Pirate Bay popularity grows as a result of raid


Yarrr! Swedish authorities raided the offices of The Pirate Bay – the web’s most infamous bit-torrent portal – in an effort to clamp down on illegal movie-downloading on the 31st of May just gone. Hollywood executives (distraught at the vast salary cuts that they’ve had to take as a result of the bit-torrent phenomena) were reported to be overjoyed at the news of the raid.
Only one problem: the resulting publicity has made the Pirate Bay even more famous than it was before, with a doubling of web traffic since the resulting hoopla and ‘will someone please think of the children?’ hand-wringing. You twats.

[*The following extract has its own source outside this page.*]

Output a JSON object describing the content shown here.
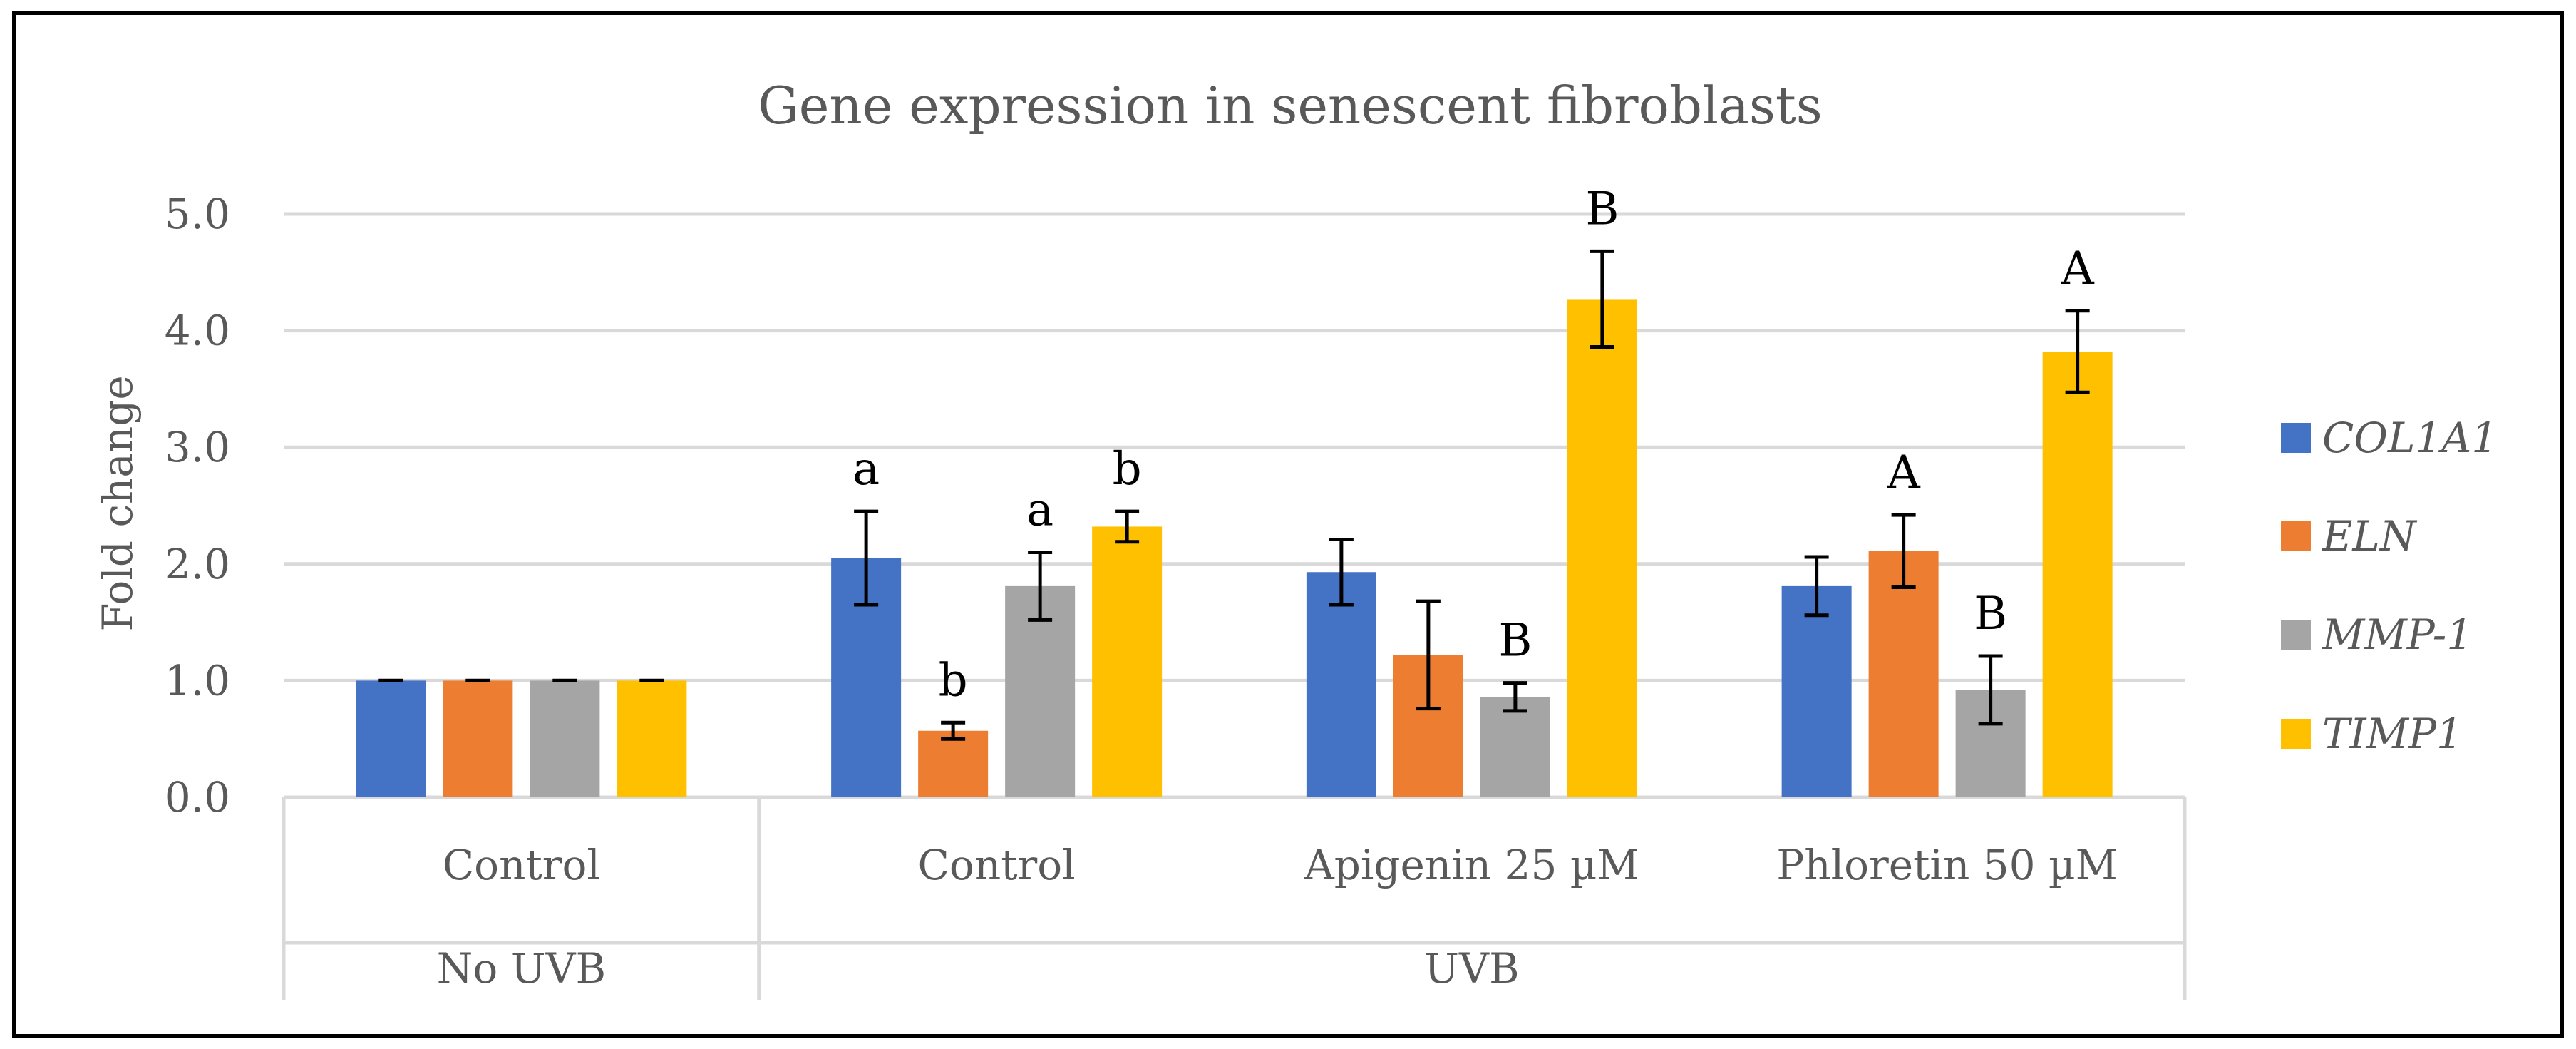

The Pirate Bay, one of the world’s most popular websites for illegal downloading of movies, has doubled its number of visitors after Swedish police shut down the site for three days, according to an Internet monitoring site, Swedish daily Dagens Nyheter said on Sunday.
Swedish authorities closed the site after several raids on May 31. The site reopened three days later using servers in The Netherlands.

The Pirate Bay

Damien DeBarra was born in the late 20th century and grew up in Dublin, Ireland. He now lives in London, England where he shares a house with four laptops, three bikes and a large collection of chairs.

1 comment

  1. How long, I wonder, before, thanks to satellite, we see off-shore pirate websites housed in repurposed tankers?
    Oh, wait, isn’t that how we listened to the Beatles from Germany in 1965? … and Hank Williams from Texas in 1940?